In contrast rumours are that sponsorship/profile pages deals are routinely in the $1m+ range now. These deals are being likened to early web advertising deals – marketers are excited about experimenting with a new, extremely fast growing form of media.
Another interesting fact is that the silver surfer is on Myspace – well a little bit anyway. In May 2.9% of unique visitors were over 65. More interestingly 36.4% of them were 35-54.
Market share wise Myspace is 50%ish with Classmates and Facebook the next biggest. YouTube is up there if you count that as a social network.
So what does all this tell us?
My 2 cents would be:
- Profile pages and sponsorship will close part of the gap between how these businesses are being valued and the value I could see coming from advertising, but not all the way (regular readers will know I have been sceptical of some of the valuations being bandied around this sector)

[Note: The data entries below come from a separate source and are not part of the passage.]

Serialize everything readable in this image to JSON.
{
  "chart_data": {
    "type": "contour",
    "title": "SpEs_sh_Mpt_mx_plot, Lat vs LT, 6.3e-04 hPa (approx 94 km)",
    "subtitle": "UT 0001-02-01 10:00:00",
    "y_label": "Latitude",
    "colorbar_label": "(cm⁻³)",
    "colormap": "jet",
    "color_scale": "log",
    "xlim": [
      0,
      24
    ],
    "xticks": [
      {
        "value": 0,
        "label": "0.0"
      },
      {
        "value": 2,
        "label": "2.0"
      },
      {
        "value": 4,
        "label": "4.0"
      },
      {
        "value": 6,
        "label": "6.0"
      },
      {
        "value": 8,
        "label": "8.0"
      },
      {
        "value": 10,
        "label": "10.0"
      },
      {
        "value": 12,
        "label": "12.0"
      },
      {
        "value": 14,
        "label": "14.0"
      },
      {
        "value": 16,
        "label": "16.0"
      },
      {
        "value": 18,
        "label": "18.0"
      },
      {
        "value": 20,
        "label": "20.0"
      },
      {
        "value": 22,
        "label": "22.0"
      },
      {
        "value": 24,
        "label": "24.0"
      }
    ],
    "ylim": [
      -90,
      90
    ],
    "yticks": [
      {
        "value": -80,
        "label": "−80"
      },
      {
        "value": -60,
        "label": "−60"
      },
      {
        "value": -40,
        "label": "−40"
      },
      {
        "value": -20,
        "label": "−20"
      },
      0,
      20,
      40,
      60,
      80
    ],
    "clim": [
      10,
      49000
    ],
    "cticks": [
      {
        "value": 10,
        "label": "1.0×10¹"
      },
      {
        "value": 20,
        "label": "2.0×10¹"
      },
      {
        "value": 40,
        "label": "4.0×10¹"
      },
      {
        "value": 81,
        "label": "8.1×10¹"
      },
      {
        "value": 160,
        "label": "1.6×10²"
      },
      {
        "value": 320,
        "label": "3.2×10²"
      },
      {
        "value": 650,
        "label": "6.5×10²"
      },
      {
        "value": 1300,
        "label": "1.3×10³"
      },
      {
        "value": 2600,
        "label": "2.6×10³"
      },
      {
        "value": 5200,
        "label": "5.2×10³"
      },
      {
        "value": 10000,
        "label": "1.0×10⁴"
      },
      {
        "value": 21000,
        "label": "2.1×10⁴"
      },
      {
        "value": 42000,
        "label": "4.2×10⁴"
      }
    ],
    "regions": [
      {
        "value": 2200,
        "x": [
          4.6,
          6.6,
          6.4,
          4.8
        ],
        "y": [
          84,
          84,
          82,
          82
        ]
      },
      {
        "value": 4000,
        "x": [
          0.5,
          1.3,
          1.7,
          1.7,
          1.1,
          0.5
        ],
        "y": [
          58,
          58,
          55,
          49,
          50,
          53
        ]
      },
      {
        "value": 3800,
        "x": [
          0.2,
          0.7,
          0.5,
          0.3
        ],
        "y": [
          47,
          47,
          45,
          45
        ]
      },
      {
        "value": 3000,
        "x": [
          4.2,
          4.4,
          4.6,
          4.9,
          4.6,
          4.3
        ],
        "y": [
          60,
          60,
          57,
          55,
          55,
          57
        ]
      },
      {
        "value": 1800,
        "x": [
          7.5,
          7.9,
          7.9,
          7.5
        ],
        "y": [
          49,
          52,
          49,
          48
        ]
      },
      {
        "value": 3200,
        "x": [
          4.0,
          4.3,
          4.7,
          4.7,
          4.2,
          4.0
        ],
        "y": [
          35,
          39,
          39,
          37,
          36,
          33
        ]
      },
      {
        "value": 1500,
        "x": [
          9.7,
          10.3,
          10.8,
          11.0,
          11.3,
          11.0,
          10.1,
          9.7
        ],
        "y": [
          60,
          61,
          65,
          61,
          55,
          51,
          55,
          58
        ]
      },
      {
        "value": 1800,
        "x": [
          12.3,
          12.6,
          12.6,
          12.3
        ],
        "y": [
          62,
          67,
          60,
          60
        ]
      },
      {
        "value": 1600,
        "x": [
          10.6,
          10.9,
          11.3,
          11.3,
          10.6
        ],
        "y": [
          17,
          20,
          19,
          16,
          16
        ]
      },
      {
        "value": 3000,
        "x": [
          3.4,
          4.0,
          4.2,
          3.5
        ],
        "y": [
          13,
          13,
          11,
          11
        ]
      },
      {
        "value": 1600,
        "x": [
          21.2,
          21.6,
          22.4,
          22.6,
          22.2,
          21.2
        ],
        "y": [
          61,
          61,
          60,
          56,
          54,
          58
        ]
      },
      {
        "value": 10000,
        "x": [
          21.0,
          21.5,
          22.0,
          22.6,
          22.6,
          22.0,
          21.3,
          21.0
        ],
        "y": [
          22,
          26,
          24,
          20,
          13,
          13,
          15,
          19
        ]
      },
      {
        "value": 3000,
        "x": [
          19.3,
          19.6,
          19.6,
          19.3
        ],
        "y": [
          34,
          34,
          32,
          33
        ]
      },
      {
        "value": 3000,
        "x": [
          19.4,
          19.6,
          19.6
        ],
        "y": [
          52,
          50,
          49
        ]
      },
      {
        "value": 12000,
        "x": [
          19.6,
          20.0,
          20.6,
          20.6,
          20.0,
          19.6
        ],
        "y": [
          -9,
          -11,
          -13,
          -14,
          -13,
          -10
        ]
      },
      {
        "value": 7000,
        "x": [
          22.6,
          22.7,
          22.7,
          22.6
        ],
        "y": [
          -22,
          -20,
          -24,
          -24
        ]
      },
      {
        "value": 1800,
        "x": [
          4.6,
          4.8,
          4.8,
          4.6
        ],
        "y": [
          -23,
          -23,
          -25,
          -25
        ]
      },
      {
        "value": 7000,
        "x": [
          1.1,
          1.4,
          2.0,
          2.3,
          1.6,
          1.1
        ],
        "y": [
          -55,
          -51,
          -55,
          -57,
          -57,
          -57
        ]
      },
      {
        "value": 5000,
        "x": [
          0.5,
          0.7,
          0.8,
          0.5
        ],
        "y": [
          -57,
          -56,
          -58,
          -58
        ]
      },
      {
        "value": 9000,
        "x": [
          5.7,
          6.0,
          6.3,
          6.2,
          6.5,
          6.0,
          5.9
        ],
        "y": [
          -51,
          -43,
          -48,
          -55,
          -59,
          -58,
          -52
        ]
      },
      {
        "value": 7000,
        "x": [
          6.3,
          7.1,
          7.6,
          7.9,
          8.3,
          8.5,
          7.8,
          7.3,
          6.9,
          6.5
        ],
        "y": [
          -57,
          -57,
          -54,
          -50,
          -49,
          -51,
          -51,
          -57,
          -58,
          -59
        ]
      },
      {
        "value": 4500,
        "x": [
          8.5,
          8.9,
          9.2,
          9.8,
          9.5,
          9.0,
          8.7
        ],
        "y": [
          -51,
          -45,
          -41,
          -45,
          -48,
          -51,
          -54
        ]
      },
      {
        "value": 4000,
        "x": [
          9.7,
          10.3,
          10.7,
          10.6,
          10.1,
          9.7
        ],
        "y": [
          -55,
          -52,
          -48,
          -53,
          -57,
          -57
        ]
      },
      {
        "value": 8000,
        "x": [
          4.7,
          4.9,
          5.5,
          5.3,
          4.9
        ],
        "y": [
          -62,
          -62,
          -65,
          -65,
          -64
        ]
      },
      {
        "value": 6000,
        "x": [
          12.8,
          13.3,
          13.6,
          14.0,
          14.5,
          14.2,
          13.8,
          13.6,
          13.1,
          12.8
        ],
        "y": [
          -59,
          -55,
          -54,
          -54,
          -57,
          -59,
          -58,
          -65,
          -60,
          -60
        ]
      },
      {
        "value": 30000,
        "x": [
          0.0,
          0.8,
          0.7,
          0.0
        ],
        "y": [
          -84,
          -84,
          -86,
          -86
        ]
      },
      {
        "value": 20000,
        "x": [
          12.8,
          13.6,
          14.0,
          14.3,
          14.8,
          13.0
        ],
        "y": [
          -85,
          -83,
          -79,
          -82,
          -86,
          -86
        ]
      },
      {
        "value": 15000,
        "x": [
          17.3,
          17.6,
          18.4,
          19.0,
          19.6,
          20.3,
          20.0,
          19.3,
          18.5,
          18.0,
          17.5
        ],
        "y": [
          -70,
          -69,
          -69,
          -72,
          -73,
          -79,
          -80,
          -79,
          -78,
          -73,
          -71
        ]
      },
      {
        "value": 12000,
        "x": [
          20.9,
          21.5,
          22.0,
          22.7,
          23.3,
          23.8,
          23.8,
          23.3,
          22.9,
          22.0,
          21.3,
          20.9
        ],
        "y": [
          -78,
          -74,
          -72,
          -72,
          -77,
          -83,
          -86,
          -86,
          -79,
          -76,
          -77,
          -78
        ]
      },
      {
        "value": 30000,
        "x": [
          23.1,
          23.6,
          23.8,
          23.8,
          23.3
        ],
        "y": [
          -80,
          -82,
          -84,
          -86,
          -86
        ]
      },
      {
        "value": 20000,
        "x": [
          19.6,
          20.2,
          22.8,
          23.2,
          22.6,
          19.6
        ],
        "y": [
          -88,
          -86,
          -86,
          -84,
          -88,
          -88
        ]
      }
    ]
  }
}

- Social networks are morphing from places where people meet each other to places where they meet businesses – this creates value for companies. This reminds me of Yahoo!’s transition from “Jerry and David’s Guide to the World Wide Web” list of links to the behemoth it is today.
- The age profile data is encouraging evidence that these businesses are sustainable.
- But the market is still immature, new networks are springing up everywhere and models for networks and advertising/marketing on them are still changing fast.